Après la crise du coronavirus, la Suisse et son économie florissante retrouvent progressivement le chemin vers la normalité. Il s’agira de voir dans quelle mesure la « nouvelle normalité » va différer de l’ancienne, mais nous pouvons de nouveau flâner et nous retournerons bientôt aux urnes. Conduire l'économie suisse à travers les mesures de confinement sans subir de trop grands préjudices a coûté cher à la Confédération. Les mesures de compensation ont probablement amené notre pays à contracter au moins 30 milliards de francs de nouvelles dettes. Une somme rondelette, même si elle ne représente qu'environ 4,5 % du produit intérieur brut. L’addition des produits nationaux des sept pays en développement les plus pauvres donne un chiffre inférieur. Même les quelque 2,8 milliards de francs par an que le Conseil fédéral entend consacrer à la coopération au développement au cours des quatre prochaines années sont assez modestes.
Dans de nombreux pays en développement, la pandémie vient à peine d'atteindre son pic, dans d'autres, elle continue à se propager rapidement. Son épicentre se trouvait en Amérique latine à la fin du mois de mai. Début juin, le Brésil signalait près de 30 000 nouvelles infections par jour, le Mexique environ 4 000. Au Nicaragua et en Haïti, un pays parmi les plus pauvres, davantage de nouveaux cas ont été signalés chaque jour. Il est regrettable que le Conseil fédéral entende abandonner la coopération bilatérale suisse au développement en Amérique latine au cours des quatre prochaines années.

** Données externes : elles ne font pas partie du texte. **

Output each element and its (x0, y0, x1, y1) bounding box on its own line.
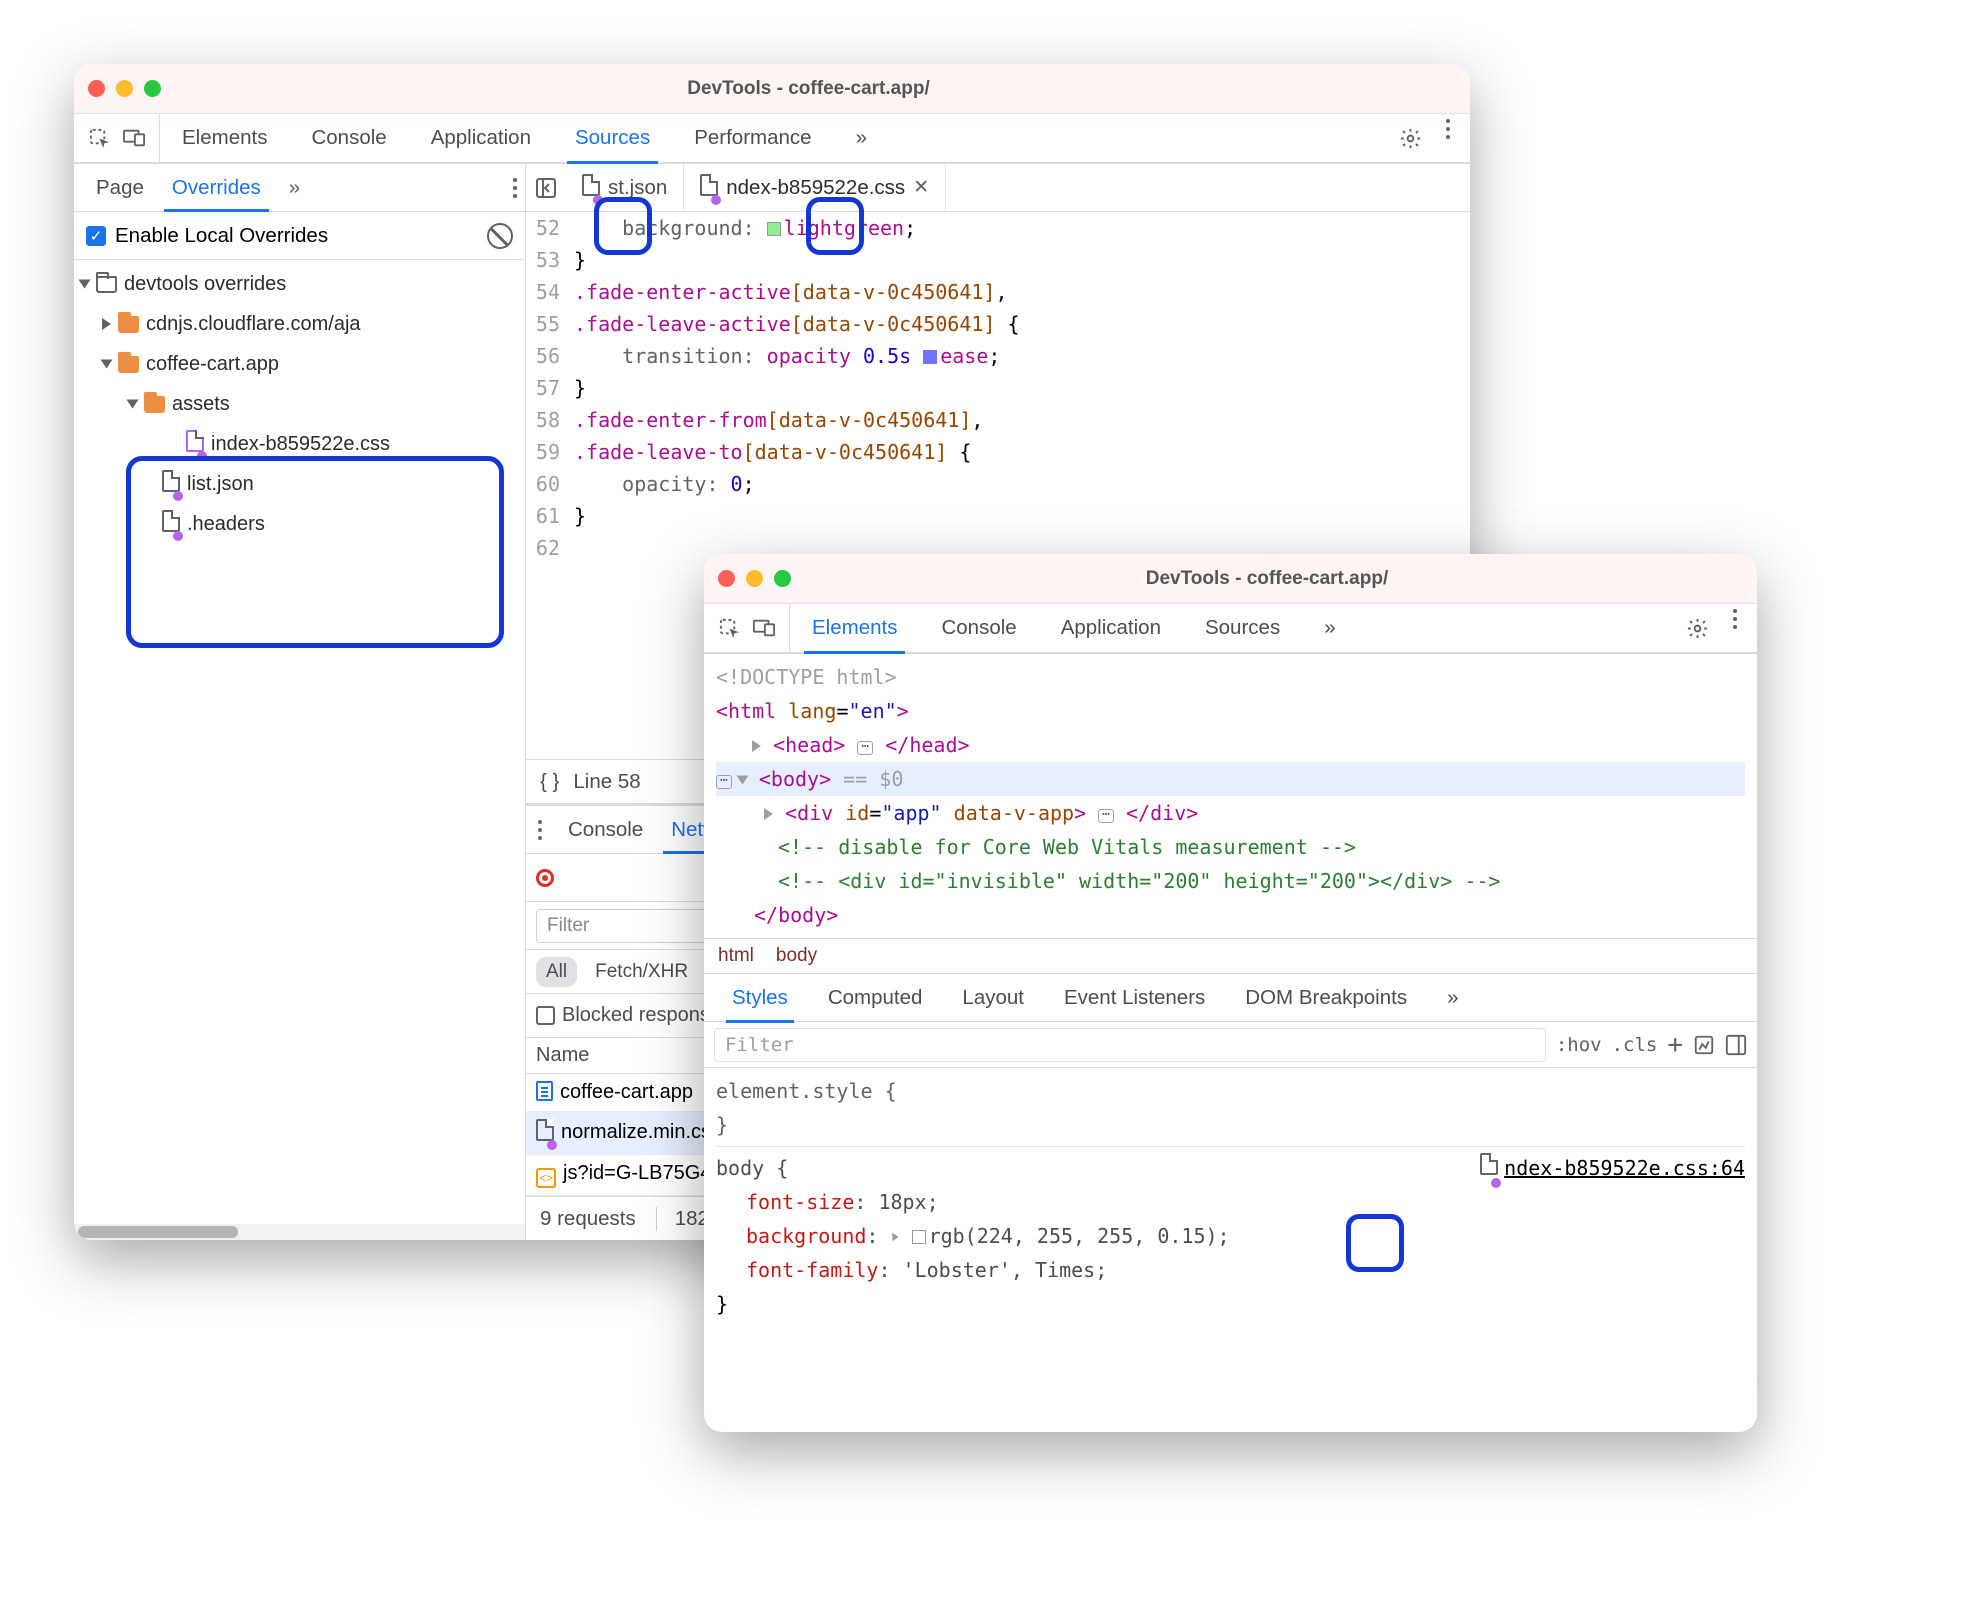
traffic-lights[interactable] (718, 570, 791, 587)
device-toggle-icon[interactable] (123, 129, 145, 147)
tab-application[interactable]: Application (1039, 604, 1183, 652)
tabs-overflow[interactable]: » (1302, 604, 1353, 652)
script-icon: <> (536, 1168, 556, 1188)
tab-application[interactable]: Application (409, 114, 553, 162)
new-style-rule-icon[interactable]: + (1667, 1030, 1683, 1060)
menu-icon[interactable] (1733, 617, 1737, 621)
subtab-page[interactable]: Page (82, 164, 158, 211)
minimize-icon[interactable] (116, 80, 133, 97)
styles-filter-input[interactable]: Filter (714, 1028, 1546, 1062)
record-icon[interactable] (536, 869, 554, 887)
tab-event-listeners[interactable]: Event Listeners (1044, 974, 1225, 1021)
tabs-overflow[interactable]: » (834, 114, 885, 162)
device-toggle-icon[interactable] (753, 619, 775, 637)
dom-tree[interactable]: <!DOCTYPE html> <html lang="en"> <head> … (704, 654, 1757, 938)
close-icon[interactable] (718, 570, 735, 587)
minimize-icon[interactable] (746, 570, 763, 587)
cursor-position: Line 58 (573, 770, 640, 794)
subtabs-overflow[interactable]: » (275, 176, 310, 200)
overrides-tree: devtools overrides cdnjs.cloudflare.com/… (74, 260, 525, 1224)
computed-styles-icon[interactable] (1693, 1034, 1715, 1056)
sidebar-scrollbar[interactable] (74, 1224, 525, 1240)
tabs-overflow[interactable]: » (1427, 974, 1474, 1021)
zoom-icon[interactable] (774, 570, 791, 587)
annotation-ring (806, 197, 864, 255)
annotation-ring (594, 197, 652, 255)
inspect-icon[interactable] (718, 617, 741, 640)
tree-folder-cdnjs[interactable]: cdnjs.cloudflare.com/aja (74, 304, 525, 344)
drawer-tab-console[interactable]: Console (554, 806, 657, 853)
crumb-body[interactable]: body (776, 945, 817, 967)
tab-dom-breakpoints[interactable]: DOM Breakpoints (1225, 974, 1427, 1021)
breadcrumb[interactable]: html body (704, 938, 1757, 974)
chip-all[interactable]: All (536, 957, 577, 987)
navigator-tabs: Page Overrides » (74, 164, 525, 212)
annotation-ring (126, 456, 504, 648)
navigator-menu-icon[interactable] (513, 186, 517, 190)
gear-icon[interactable] (1399, 127, 1422, 150)
color-swatch-icon[interactable] (767, 222, 781, 236)
tab-layout[interactable]: Layout (942, 974, 1044, 1021)
tab-console[interactable]: Console (919, 604, 1038, 652)
subtab-overrides[interactable]: Overrides (158, 164, 275, 211)
window-title: DevTools - coffee-cart.app/ (161, 78, 1456, 100)
tab-computed[interactable]: Computed (808, 974, 943, 1021)
traffic-lights[interactable] (88, 80, 161, 97)
pretty-print-icon[interactable]: { } (540, 770, 559, 794)
window1-titlebar[interactable]: DevTools - coffee-cart.app/ (74, 64, 1470, 114)
zoom-icon[interactable] (144, 80, 161, 97)
tree-folder-assets[interactable]: assets (74, 384, 525, 424)
styles-pane[interactable]: element.style { } body { ndex-b859522e.c… (704, 1068, 1757, 1327)
tab-sources[interactable]: Sources (553, 114, 672, 162)
window2-titlebar[interactable]: DevTools - coffee-cart.app/ (704, 554, 1757, 604)
toggle-sidebar-icon[interactable] (1725, 1034, 1747, 1056)
gear-icon[interactable] (1686, 617, 1709, 640)
clear-overrides-icon[interactable] (487, 223, 513, 249)
tab-styles[interactable]: Styles (712, 974, 808, 1021)
drawer-menu-icon[interactable] (538, 828, 542, 832)
tab-elements[interactable]: Elements (160, 114, 289, 162)
tab-elements[interactable]: Elements (790, 604, 919, 652)
document-icon (536, 1081, 553, 1101)
source-link[interactable]: ndex-b859522e.css:64 (1504, 1151, 1745, 1185)
hov-toggle[interactable]: :hov (1556, 1034, 1602, 1056)
crumb-html[interactable]: html (718, 945, 754, 967)
easing-icon[interactable] (923, 350, 937, 364)
close-icon[interactable] (88, 80, 105, 97)
devtools-main-tabs: Elements Console Application Sources Per… (74, 114, 1470, 164)
tab-performance[interactable]: Performance (672, 114, 833, 162)
tab-sources[interactable]: Sources (1183, 604, 1302, 652)
cls-toggle[interactable]: .cls (1612, 1034, 1658, 1056)
enable-overrides-checkbox[interactable]: ✓ (86, 226, 106, 246)
tree-folder-coffeecart[interactable]: coffee-cart.app (74, 344, 525, 384)
enable-overrides-label: Enable Local Overrides (115, 224, 328, 248)
toggle-navigator-icon[interactable] (526, 164, 566, 211)
menu-icon[interactable] (1446, 127, 1450, 131)
color-swatch-icon[interactable] (912, 1230, 926, 1244)
annotation-ring (1346, 1214, 1404, 1272)
chip-fetchxhr[interactable]: Fetch/XHR (585, 957, 698, 987)
devtools-main-tabs-2: Elements Console Application Sources » (704, 604, 1757, 654)
tab-console[interactable]: Console (289, 114, 408, 162)
close-tab-icon[interactable]: ✕ (913, 176, 929, 199)
tree-folder-root[interactable]: devtools overrides (74, 264, 525, 304)
inspect-icon[interactable] (88, 127, 111, 150)
window-title: DevTools - coffee-cart.app/ (791, 568, 1743, 590)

Même les pays où le nombre de cas est resté faible sont aujourd’hui aux prises avec un recul des investissements étrangers, du tourisme et des envois de fonds des migrants et avec une chute drastique des prix des matières premières. Ils sont de plus confrontés à des pertes à l'exportation et à une fuite des capitaux aux proportions historiques. Les couches les plus pauvres de la population, qui doivent vivre au jour le jour même en temps dit normal, ont basculé dans la faim et la misère suite au verrouillage brutal de l'économie. Le Fonds monétaire international estime que la crise va plonger jusqu'à 60 millions de personnes de plus dans l'extrême pauvreté sur la planète. Quant au nombre de personnes sous-alimentées, il devrait augmenter de 80 millions au plus. Il est inquiétant aussi qu’en raison des mesures de confinement prises, on entende moins les voix de la société civile qui défendent les droits humains, la protection de l'environnement et une répartition équitable des revenus, ou qui dénoncent la corruption. Les régimes autoritaires abusent délibérément des mesures de protection contre la pandémie pour réprimer les forces politiques progressistes. Les organisations internationales de défense des droits humains font état d'un nombre alarmant de violations de la liberté de la presse et d'attaques contre des militants.
La pandémie de coronavirus n'est pas seulement un défi sanitaire et humanitaire qui fera date. Elle entraînera aussi une crise économique, politique et sociale durable dans nombre de pays en développement. La solidarité internationale est plus que jamais nécessaire.